Data is any fact, figure or any information that we use or store or communicate. In essence, data is everywhere, your click on your mobile screen or you asking Alexa to set an alarm, what cashbacks/rewards you have availed, and so on and on.
While working with data we essentially have to do three steps:
- Extract data from source (E)
- Transform to desired format (T)
- Load to desired destination (L)
First let us understand a few problems that one might encounter while working with data.
1. The amount of data that is being collected
With the abundance of data intensive applications, the amount of data produced is huge. Applications collect data for every interaction and events. Manually working with these large datasets becomes too tiresome and impossible in some cases.
2. Collecting data from multiple sources
Different pieces of required information are often present in different sources. One has to club data coming from multiple sources to get useful information. A lot of resources/infrastructure are spent providing secure and reliable connection to these sources. Whole code and packages/libraries have to be written for writing (producing) as well as reading (consuming) from another service in a reliable and resilient way.
3. Different formats of data from different sources
Multiple applications use their data in their own customized way. Thus sharing data between different sources leads to discrepancy in data formats. Data has to be transformed in the route between source and destination.
4. Lots of noise in the data
The data that is not relevant for the use case or that does not possess any significant information is noise. These large datasets contain huge amounts of noises as well. All of the data is not valuable for any application. Noises have to be removed for providing visibility for the required data.
5. Writing complex and long codes for data transformation
Huge amounts and different formats of data overwhelms the person working on it. One has to write large number of lines of code to:
- Build a resilient and reliable data system
- Handle and transform different formats
Now that we have understood how painful it is to work with large amounts of non uniform data, let us see what NiFi has in store to solve these problems.
NiFi is built for the purpose to easily and efficiently automate the data flow from source to destination.
NiFi is a powerful tool that can be used to automate, schedule, transform data, send alerts and so on and on and on. It enables to create extensive data flows in an intuitive easy to use format.

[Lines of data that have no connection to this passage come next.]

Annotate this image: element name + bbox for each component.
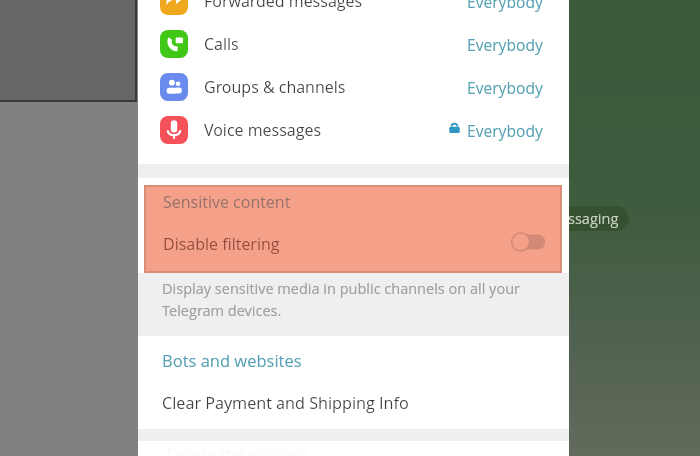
button[interactable]: Calls xyxy=(138,22,569,66)
staticText: Clear Payment and Shipping Info xyxy=(162,392,409,414)
other: Premium locked xyxy=(448,121,461,134)
button[interactable]: Forwarded messages xyxy=(138,0,569,23)
staticText: Bots and websites xyxy=(162,349,302,371)
staticText: Everybody xyxy=(467,34,543,55)
staticText: Groups & channels xyxy=(204,76,346,98)
button[interactable]: ssaging xyxy=(550,206,629,231)
staticText: Calls xyxy=(204,33,239,55)
button[interactable]: Clear Payment and Shipping Info xyxy=(138,384,569,428)
staticText: Sensitive content xyxy=(163,191,291,213)
staticText: Disable filtering xyxy=(163,233,280,255)
staticText: Everybody xyxy=(467,77,543,98)
staticText: ssaging xyxy=(568,209,619,229)
button[interactable]: Bots and websites xyxy=(138,340,569,384)
staticText: Forwarded messages xyxy=(204,0,363,12)
button[interactable]: Sensitive content xyxy=(146,187,560,271)
staticText: Everybody xyxy=(467,120,543,141)
button[interactable]: Groups & channels xyxy=(138,65,569,109)
staticText: Voice messages xyxy=(204,119,322,141)
staticText: Display sensitive media in public channe… xyxy=(162,279,520,321)
button[interactable]: Disable filtering toggle xyxy=(511,231,548,253)
staticText: Everybody xyxy=(467,0,543,12)
button[interactable]: Voice messages xyxy=(138,108,569,152)
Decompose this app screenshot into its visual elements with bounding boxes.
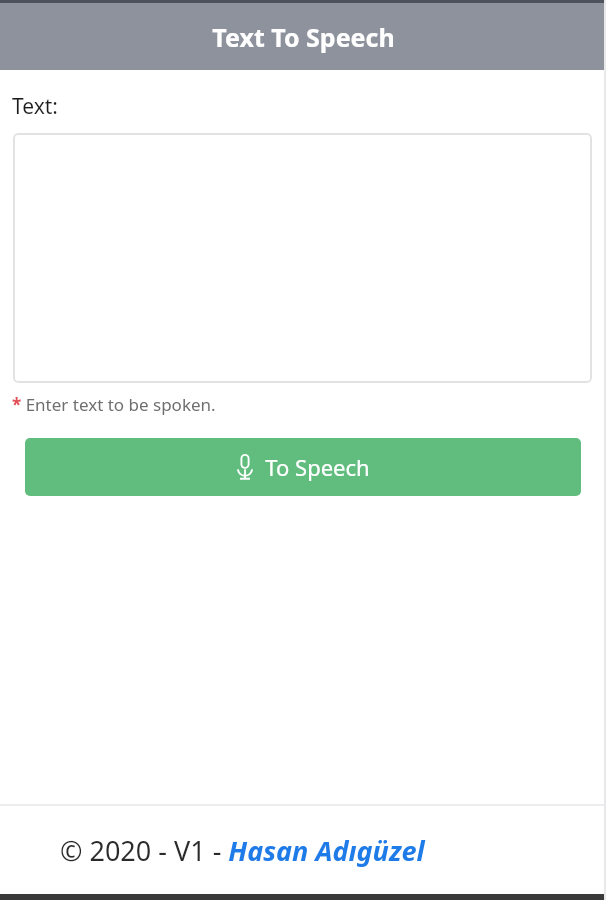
staticText: © 2020 - V1 - Hasan Adıgüzel (60, 832, 425, 869)
staticText: Text To Speech (212, 20, 395, 54)
staticText: * Enter text to be spoken. (12, 393, 216, 416)
other: Microphone (236, 454, 254, 480)
button[interactable]: Microphone (25, 438, 581, 496)
staticText: To Speech (265, 452, 370, 482)
staticText: Text: (12, 92, 58, 121)
button[interactable] (13, 133, 592, 383)
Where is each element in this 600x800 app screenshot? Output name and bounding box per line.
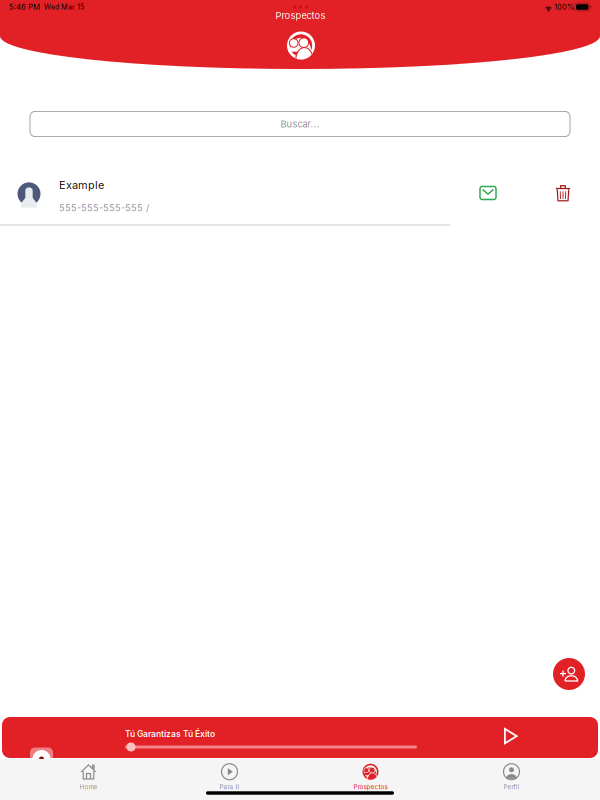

1. Built to handle large amounts of data
There is no restriction on data size when working with NiFi (only our infrastructure should be configured to handle large volumes of data). NiFi is designed to move large amounts of data. It also provides features like load balancing the data, prioritized queuing while moving data from one processor to another.
2. Provide large number of processors
NiFi provides 288 (as of 1.12.1 version) number of processors to perform different sets of transformations, thus making it a powerful tool that can handle almost all the use cases of data transformation. From taking a file from a local system to dumping the data into the azure buckets, all are covered with NiFi.
3. Easy to build, and easy to debug
NiFi provides an easy to use interface with simple drag and drop features to build data flow. A data transformation that can take hundreds of lines of code can be built by using a couple of processors without writing any code. For example: a simple validation of each row of a csv file can be done with 3 processors:
- Picking up the data from source
- Validating content of csv file by using CSVValidator processor
- Dumping into the destination
With the help of different processors every transformation is isolated, thus making it possible to debug a part of the system without restarting the whole flow or stopping the complete data flow. The contents that are transformed from one processor to another can be viewed in the queue.
4. Easy to connect with multiple sources
NiFi provides a number of processors and controller services to connect with a large number of data sources. Instead of writing code and using libraries to provide secure and robust connection with multiple third party software, NiFi provides ready to use processors, where we just have to enter basic configuration for connection and voila, connection successfully and securely created.
5. Provides a secure system
NiFi provides secure flow of data at every step. It uses 2-way SSL for all machine-to-machine communication. It itself hides all the sensitive properties of any processor. It also provides features to allow multiple user access.
How we are using NiFi at Nuclei
1. Data In Nuclei
Nuclei deals heavily with transaction data coming from merchant SDK. Reconciliation data between multiple parties (bank, merchants, nuclei) produce everyday and have to be managed and sent to different destinations in different formats. For some banks, payments are supported by a file based system, leading to generation of payment files on a daily basis. User interaction data extracted from user activity on Nuclei SDK in the bank’s application. Etc All these are large datasets, and have to be stored, managed, transformed, and perform ETL on Nuclei’s premise.
2. NiFi Deployment
NiFi is deployed on Nuclei’s premise on kubernetes with the help of the cetic helm chart. Deploying on kubernetes provides the advantages of:
- Reduction of complexity and time of deployment, providing streamline delivery of updates
- Increased scalability and accessibility
3. NiFi Registry
Nifi Registry is an add -on application that provides a central location for storage and management of nifi’s data. Nuclei uses NiFi Registry to store all the data flows developed in the NiFi dashboard. It acts like a Git repository for all pipelines and helps in version control of the data flows. Different registries are maintained for different development environments.